Jorge Soberón, professor in the Department of Ecology and Evolutionary Biology at The University of Kansas.  Soberón documents and researches large-scale spatial patterns in the biodiversity of terrestrial species. He extensively uses databases of specimens from scientific collections or observations along with Geographical Information Systems software and he is currently a Vice Chair of the Executive Committee for the Global Biodiversity Information Facility (GBIF).

• Curtis Lisle is the CEO of Knowledge Vis, a company that specializes in custom software solutions for scientific and medical visualization. The Florida-based small business uses interactive computer graphics visualization and novel software and data management strategies to assist clients in data analysis and decision-making processes.
 
• Wes Turner, Technical Leader for Kitware, a software company that creates and develops open-source software that provides visualization, computer vision, medical imaging and data publishing to a variety of academic and government institutions as well as private businesses.

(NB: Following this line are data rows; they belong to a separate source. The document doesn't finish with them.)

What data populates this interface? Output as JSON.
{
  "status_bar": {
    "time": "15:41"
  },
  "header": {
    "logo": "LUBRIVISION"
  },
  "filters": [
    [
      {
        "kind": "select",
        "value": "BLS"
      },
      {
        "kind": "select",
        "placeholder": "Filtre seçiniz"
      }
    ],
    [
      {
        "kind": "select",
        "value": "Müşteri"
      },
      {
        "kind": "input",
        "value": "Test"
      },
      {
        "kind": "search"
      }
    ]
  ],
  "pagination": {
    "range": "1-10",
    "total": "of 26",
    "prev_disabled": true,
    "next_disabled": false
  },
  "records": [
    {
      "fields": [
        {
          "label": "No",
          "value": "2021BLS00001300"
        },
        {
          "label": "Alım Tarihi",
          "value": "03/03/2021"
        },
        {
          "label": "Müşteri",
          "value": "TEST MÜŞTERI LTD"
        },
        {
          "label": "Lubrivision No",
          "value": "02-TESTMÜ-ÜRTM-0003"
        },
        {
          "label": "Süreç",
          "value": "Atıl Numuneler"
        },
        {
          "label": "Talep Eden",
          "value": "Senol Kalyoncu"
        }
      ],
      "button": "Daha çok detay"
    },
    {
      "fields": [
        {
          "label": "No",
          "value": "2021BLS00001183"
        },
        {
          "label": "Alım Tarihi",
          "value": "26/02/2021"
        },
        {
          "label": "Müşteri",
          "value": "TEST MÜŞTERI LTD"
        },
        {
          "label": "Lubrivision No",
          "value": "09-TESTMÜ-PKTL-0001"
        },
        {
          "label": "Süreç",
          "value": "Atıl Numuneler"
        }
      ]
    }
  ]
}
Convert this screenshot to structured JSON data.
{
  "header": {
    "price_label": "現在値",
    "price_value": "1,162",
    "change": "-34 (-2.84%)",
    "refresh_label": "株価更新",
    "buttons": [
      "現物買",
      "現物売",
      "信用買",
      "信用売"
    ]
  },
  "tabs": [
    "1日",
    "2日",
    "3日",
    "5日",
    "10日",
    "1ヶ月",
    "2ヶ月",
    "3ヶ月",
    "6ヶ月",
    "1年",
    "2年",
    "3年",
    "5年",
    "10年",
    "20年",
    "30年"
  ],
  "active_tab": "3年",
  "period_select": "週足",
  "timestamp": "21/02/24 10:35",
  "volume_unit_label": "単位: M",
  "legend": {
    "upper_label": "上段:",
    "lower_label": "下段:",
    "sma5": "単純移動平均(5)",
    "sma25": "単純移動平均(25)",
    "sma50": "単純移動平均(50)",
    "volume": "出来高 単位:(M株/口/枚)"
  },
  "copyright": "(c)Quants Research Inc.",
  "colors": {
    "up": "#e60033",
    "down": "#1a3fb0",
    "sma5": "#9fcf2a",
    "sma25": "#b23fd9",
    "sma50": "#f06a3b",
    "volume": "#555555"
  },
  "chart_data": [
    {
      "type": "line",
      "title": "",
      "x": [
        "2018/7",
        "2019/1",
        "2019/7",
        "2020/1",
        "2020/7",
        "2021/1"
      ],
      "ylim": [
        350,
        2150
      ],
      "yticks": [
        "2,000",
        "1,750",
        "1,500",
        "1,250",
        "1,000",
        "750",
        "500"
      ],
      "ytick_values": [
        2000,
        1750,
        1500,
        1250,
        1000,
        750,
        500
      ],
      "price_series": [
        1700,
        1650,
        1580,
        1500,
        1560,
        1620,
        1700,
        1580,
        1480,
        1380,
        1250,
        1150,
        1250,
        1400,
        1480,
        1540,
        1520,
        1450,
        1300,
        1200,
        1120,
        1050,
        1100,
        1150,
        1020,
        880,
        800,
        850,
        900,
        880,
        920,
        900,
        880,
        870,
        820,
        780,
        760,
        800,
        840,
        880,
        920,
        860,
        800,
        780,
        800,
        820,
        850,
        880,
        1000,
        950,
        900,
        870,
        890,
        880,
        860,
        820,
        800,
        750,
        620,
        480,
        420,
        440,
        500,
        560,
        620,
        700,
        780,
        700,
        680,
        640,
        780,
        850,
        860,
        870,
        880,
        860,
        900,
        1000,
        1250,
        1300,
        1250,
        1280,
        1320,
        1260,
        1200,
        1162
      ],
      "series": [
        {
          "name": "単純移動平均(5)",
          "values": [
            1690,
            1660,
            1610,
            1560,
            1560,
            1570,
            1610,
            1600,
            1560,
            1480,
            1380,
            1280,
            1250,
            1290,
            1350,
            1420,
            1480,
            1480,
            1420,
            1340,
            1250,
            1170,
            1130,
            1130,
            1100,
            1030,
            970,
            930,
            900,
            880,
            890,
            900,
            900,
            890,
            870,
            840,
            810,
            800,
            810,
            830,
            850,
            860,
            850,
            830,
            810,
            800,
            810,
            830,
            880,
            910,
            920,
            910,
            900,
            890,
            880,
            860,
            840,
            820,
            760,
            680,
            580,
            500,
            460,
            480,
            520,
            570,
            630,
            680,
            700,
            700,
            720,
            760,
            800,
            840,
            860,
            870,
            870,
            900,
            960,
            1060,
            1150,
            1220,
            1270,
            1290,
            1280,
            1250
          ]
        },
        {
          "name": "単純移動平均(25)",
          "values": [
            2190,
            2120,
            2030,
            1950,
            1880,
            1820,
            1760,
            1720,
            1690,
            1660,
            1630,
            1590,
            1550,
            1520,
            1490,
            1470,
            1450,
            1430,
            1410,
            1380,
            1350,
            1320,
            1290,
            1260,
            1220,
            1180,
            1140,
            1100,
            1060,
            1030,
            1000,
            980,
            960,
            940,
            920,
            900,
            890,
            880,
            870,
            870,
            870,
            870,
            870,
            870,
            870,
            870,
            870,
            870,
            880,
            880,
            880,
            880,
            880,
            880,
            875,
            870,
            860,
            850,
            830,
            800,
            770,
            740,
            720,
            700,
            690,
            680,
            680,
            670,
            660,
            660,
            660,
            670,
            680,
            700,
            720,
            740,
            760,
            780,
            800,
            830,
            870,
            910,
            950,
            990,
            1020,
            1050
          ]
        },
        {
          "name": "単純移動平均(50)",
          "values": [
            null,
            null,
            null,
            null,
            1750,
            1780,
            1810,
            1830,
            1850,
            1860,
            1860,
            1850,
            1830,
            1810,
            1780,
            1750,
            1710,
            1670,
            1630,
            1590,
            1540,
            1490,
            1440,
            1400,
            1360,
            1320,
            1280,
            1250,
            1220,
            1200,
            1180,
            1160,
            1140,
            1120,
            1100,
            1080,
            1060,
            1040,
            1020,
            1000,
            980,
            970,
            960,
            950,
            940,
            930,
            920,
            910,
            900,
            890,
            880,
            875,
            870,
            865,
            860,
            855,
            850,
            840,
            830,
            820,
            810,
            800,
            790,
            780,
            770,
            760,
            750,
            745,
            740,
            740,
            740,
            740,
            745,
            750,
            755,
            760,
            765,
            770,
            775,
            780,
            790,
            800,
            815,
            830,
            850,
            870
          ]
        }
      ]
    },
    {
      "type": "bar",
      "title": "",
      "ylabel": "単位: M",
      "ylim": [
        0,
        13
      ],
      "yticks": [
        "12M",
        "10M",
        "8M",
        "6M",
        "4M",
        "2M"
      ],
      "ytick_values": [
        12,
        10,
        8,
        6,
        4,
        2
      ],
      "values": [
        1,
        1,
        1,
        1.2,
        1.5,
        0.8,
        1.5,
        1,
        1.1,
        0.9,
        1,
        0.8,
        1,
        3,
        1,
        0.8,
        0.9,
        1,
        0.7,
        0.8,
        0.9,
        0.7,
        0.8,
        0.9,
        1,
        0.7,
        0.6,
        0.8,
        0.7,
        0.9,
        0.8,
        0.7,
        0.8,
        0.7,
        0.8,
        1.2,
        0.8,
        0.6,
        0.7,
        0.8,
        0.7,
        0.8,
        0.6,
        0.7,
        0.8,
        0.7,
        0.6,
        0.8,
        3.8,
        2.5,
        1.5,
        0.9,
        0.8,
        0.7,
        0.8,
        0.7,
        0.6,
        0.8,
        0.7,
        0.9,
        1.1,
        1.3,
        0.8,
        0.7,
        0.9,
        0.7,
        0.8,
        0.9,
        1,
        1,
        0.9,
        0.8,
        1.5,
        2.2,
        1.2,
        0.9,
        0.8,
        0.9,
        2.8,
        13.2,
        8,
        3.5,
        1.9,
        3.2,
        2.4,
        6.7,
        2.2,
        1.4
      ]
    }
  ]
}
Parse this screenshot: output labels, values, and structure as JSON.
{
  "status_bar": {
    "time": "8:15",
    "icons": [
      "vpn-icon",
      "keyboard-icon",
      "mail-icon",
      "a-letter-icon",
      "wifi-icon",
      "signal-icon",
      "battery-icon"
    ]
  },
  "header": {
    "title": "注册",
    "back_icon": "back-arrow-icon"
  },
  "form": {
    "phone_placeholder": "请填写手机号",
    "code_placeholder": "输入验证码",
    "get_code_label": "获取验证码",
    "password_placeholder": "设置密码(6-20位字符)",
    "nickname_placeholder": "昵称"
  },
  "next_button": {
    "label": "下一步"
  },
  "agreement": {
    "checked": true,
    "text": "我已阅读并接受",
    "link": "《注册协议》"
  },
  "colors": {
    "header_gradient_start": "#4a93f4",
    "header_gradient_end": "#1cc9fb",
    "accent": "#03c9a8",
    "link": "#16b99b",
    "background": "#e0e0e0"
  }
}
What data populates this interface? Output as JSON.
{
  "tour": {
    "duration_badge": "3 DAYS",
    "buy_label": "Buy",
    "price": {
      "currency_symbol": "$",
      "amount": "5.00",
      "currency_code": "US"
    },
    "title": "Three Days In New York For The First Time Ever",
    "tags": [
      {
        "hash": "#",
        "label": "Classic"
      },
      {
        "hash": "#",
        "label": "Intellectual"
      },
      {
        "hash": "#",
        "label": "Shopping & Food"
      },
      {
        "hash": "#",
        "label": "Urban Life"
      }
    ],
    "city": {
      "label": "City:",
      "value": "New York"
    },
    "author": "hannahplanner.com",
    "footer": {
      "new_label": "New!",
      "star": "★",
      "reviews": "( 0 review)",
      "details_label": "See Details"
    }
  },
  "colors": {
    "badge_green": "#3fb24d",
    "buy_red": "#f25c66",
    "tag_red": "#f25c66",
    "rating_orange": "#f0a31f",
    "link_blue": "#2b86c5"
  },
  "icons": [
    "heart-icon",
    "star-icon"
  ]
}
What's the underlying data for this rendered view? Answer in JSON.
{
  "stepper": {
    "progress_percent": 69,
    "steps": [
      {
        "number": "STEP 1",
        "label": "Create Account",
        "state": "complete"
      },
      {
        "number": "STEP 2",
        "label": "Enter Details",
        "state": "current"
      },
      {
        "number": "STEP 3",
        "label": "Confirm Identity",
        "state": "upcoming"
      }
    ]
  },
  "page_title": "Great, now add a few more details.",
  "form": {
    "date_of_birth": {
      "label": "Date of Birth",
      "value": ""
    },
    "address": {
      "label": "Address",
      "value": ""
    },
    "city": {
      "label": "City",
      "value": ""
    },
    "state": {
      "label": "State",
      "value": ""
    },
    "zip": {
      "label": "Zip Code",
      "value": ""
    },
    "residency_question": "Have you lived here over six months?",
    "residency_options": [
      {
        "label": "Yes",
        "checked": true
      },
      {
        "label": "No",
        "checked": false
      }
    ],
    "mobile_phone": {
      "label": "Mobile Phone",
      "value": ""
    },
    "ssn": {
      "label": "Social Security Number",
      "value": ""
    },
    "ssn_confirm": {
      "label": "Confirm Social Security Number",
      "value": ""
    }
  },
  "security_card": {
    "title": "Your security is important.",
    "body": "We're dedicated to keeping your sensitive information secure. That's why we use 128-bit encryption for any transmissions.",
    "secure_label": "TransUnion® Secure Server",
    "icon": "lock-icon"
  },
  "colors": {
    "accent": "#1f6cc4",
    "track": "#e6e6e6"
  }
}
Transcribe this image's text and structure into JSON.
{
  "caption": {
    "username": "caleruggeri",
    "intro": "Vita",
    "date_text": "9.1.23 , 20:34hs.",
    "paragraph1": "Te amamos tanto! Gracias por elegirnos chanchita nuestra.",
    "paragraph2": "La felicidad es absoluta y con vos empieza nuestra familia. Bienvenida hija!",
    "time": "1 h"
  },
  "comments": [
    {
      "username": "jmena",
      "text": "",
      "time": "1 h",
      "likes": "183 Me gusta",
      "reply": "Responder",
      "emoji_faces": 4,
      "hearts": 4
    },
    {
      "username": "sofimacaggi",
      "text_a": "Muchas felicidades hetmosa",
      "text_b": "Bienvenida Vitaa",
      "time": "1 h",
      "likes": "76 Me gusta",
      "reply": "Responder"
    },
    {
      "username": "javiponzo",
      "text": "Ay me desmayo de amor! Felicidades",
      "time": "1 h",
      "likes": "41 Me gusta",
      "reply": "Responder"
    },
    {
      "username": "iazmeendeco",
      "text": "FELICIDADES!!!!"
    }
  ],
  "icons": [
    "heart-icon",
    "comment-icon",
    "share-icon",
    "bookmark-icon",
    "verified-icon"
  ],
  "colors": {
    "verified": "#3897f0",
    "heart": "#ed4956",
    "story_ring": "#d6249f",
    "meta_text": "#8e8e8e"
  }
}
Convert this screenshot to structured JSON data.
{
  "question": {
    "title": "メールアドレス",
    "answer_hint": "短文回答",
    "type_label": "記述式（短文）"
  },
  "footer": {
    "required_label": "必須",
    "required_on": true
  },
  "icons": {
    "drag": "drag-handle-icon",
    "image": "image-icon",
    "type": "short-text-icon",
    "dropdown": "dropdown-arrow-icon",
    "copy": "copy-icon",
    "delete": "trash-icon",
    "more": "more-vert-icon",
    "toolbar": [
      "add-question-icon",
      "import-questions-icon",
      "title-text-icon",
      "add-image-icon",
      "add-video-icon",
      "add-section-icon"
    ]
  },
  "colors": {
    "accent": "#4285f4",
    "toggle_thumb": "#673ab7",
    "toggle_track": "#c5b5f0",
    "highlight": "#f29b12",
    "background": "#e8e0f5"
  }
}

Charles Hughes, Pegasus Professor in the Computer Science Division of the Electrical Engineering and Computer Science department at the University of Central Florida. Hughes is also the Director of the Synthetic Reality Lab and Professor in the School of Visual Arts and Design. Hughes is interested in digital puppetry, human-technology interaction, mixed and virtual reality, computer graphics and the theory of computation.

The core members of the group met at an NSF-sponsored AVAToL workshop last year and developed the idea for the grant to create the Tree of Life analysis & visualization software at that workshop. AVAToL stands for Assembling, Visualizing, and Analyzing the Tree of Life.  Drs. Turner and Hughes were asked to join the group to provide support in the areas of large-scale computational analyses and visualization.

The first version of Arbor is scheduled to be released later this year, with updates and expanded operations to continue over the course of the three years of funding.